Light microscopy findings in the outer medulla. The focal interstitial inflammatory infiltrate consists mostly of lymphocytes and includes several eosinophils (arrows) and isolated plasma cell. The straight segments of the proximal tubules show mild distention of the lumen, focal vacuolization of the cytoplasm, loss of brush border, and occasional mitotic figures (arrowheads). (Hematoxylin and eosin, 40× objective). PT, proximal tubule.

Discussion

The effects of oral and parenteral ketamine on the urogenital tract are well described, particularly in the context of illicit use as a street drug. In some studies, up to 30% of ketamine users reported experiencing lower urinary tract symptoms as a result.7 The use of ketamine and its enantiomers are becoming more widespread in clinical practice as a pharmaceutical agent for a constellation of psychiatric and analgesic indications.
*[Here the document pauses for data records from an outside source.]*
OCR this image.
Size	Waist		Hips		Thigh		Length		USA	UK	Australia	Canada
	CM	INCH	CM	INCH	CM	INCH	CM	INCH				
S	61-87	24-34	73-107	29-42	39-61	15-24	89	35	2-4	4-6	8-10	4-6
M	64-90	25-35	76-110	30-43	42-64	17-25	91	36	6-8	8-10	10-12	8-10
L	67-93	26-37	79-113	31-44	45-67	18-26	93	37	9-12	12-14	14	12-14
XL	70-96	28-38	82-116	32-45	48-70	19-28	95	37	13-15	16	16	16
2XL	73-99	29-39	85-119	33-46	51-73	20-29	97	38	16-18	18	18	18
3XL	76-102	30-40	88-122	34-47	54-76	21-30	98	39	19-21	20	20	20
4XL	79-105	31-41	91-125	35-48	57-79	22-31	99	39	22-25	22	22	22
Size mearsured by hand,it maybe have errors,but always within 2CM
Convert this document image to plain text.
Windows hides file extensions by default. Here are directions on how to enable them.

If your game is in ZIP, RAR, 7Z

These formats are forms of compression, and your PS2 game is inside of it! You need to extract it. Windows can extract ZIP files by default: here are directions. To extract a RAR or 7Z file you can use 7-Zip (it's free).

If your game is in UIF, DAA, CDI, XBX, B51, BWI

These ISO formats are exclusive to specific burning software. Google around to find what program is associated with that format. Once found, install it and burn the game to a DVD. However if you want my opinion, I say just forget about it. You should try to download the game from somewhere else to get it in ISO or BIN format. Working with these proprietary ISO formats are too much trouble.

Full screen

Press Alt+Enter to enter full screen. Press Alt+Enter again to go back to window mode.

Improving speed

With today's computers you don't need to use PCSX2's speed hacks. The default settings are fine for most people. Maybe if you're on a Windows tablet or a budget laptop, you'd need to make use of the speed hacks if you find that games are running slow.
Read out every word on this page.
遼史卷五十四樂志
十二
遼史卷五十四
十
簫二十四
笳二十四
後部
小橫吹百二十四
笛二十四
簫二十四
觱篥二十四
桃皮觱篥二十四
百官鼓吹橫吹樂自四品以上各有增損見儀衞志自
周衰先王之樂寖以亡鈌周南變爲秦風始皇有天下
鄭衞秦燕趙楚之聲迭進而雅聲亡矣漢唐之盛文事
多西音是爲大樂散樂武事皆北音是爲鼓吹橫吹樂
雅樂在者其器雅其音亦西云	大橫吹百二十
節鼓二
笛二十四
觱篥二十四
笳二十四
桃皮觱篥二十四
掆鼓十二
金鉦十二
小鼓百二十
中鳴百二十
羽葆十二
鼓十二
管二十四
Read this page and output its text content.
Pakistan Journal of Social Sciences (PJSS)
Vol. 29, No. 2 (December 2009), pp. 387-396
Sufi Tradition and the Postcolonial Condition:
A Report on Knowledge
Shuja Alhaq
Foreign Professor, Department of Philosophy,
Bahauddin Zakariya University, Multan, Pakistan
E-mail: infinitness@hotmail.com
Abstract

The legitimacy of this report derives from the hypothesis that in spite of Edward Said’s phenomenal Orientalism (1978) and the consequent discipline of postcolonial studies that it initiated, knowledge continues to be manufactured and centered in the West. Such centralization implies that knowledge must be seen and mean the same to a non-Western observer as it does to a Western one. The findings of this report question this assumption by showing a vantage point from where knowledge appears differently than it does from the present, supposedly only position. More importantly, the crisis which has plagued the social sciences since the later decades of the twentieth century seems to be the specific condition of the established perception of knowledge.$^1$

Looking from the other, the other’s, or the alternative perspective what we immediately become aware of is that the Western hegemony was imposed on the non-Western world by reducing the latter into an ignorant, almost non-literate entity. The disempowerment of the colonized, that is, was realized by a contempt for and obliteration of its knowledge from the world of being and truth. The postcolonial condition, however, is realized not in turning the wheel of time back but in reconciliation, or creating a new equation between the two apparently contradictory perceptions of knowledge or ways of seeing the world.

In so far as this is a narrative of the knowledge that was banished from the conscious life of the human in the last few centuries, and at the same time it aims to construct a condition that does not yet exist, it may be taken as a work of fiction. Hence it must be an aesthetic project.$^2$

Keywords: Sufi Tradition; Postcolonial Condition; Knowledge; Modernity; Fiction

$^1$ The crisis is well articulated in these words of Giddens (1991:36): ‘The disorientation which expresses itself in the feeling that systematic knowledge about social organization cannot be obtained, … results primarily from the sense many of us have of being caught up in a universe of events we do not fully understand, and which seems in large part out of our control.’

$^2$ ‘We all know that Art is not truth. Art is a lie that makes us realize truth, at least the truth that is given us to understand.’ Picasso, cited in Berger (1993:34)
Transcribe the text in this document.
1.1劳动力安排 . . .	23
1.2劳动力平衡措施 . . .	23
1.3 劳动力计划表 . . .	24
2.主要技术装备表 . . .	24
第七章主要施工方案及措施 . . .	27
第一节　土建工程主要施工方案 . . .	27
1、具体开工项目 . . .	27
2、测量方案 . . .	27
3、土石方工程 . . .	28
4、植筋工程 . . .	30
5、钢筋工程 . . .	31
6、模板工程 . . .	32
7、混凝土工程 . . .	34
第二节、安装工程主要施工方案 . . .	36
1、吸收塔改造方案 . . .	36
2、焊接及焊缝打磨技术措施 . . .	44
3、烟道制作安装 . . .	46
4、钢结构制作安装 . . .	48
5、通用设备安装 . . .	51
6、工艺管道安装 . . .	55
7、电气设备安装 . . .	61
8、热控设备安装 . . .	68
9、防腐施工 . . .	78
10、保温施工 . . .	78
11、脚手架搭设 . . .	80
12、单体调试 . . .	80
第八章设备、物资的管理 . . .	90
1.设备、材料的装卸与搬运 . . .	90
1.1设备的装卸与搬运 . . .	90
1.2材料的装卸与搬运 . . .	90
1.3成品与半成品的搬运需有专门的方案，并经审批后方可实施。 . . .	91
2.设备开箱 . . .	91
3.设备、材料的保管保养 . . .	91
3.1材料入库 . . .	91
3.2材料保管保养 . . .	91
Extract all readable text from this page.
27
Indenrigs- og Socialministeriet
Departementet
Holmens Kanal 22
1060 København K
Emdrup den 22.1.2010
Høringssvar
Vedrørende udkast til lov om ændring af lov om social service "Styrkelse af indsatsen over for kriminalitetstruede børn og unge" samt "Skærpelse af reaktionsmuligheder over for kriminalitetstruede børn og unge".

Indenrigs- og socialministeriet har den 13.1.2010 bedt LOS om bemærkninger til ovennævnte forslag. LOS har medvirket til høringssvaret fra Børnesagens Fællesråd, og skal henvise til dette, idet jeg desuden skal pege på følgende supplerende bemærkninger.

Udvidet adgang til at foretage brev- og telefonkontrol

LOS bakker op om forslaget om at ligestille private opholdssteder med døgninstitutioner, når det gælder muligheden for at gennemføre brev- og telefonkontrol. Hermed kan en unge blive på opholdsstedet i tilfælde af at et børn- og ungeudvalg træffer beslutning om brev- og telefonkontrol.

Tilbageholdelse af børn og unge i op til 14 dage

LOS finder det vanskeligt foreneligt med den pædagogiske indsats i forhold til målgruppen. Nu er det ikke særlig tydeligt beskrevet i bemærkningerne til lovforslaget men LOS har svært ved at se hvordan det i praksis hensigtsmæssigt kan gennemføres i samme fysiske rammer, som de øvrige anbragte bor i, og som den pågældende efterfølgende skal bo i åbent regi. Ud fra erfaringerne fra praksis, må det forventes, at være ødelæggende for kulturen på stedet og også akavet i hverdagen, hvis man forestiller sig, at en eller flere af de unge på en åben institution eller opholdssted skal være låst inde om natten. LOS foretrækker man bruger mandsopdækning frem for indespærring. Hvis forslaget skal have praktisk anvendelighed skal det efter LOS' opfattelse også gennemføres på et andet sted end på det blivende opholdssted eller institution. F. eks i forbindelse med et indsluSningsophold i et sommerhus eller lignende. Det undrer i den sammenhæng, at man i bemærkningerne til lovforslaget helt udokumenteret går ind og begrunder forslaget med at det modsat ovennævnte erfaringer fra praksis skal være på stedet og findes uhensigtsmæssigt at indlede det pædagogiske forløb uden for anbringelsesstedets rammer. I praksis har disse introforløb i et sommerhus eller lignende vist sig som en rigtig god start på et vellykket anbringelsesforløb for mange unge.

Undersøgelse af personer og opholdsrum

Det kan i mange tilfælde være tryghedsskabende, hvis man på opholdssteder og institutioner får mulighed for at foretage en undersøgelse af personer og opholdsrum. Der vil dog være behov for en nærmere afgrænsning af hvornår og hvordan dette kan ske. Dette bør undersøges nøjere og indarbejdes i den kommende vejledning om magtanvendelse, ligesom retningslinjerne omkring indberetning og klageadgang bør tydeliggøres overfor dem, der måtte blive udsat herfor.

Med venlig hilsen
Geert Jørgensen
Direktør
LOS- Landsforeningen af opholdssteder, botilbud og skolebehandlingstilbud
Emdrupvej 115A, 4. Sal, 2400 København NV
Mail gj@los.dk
However, its relationship to the development of urogenital pathology is less clear. Chronic interstitial cystitis, ureteral stenosis, hydronephrosis, and papillary necrosis have been described both in human as well as mice. Investigators found that mice injected with ketamine over the course of several months developed an infiltration of mononuclear cells surrounding the glomeruli as well as renal tubules. The aggregation of these cells also extended to the renal pelvis and ureters.8 Although the precise mechanism of injury is unclear, immunoglobulin-E-mediated inflammation, and nitric oxide synthase-mediated inflammation have been implicated in lower urinary tract pathology.9

Conclusion

The implications in our case suggest that in addition to lower urinary tract pathology, ketamine also appears to result in upper urinary tract disease in humans. We describe a patient who developed drug reaction with eosinophilia and systemic symptoms manifesting as acute kidney after receiving a series of prescribed ketamine infusions. Her injury was severe enough to warrant acute hemodialysis and was found to have evidence of acute interstitial nephritis on pathology. Regardless of the underlying mechanism, ketamine cessation is the cornerstone to successful treatment. Table 1 summarizes the teaching points highlighted in this article.

Table 1.

Teaching points

Therapeutic ketamine use is increasing in prevalence and is often encountered in clinical practice.
Lower urinary tract pathology has been well described as an adverse effect.
Use linked to recurring aseptic cystitis, chronic interstitial cystitis, ureteral stenosis, hydronephrosis, and papillary necrosis.
Interstitial nephritis has been identified in rats fed ketamine.
Ketamine infusions were attributed to DRESS syndrome and AKI in this case.
Acute interstitial nephritis was identified as the cause for AKI.
Immunoglobulin-E-mediated inflammation, as well as nitric oxide synthase-mediated inflammation are potential pathogenic mechanisms.
Avoiding further ketamine exposures would be advisable.

AKI, acute kidney injury; DRESS, drug reaction with eosinophilia and systemic symptoms.

Disclosure

All of the authors declared no competing interests. Author contributions were evenly divided, and included but not limited to patient care, research, writing the manuscript, and subsequent revisions.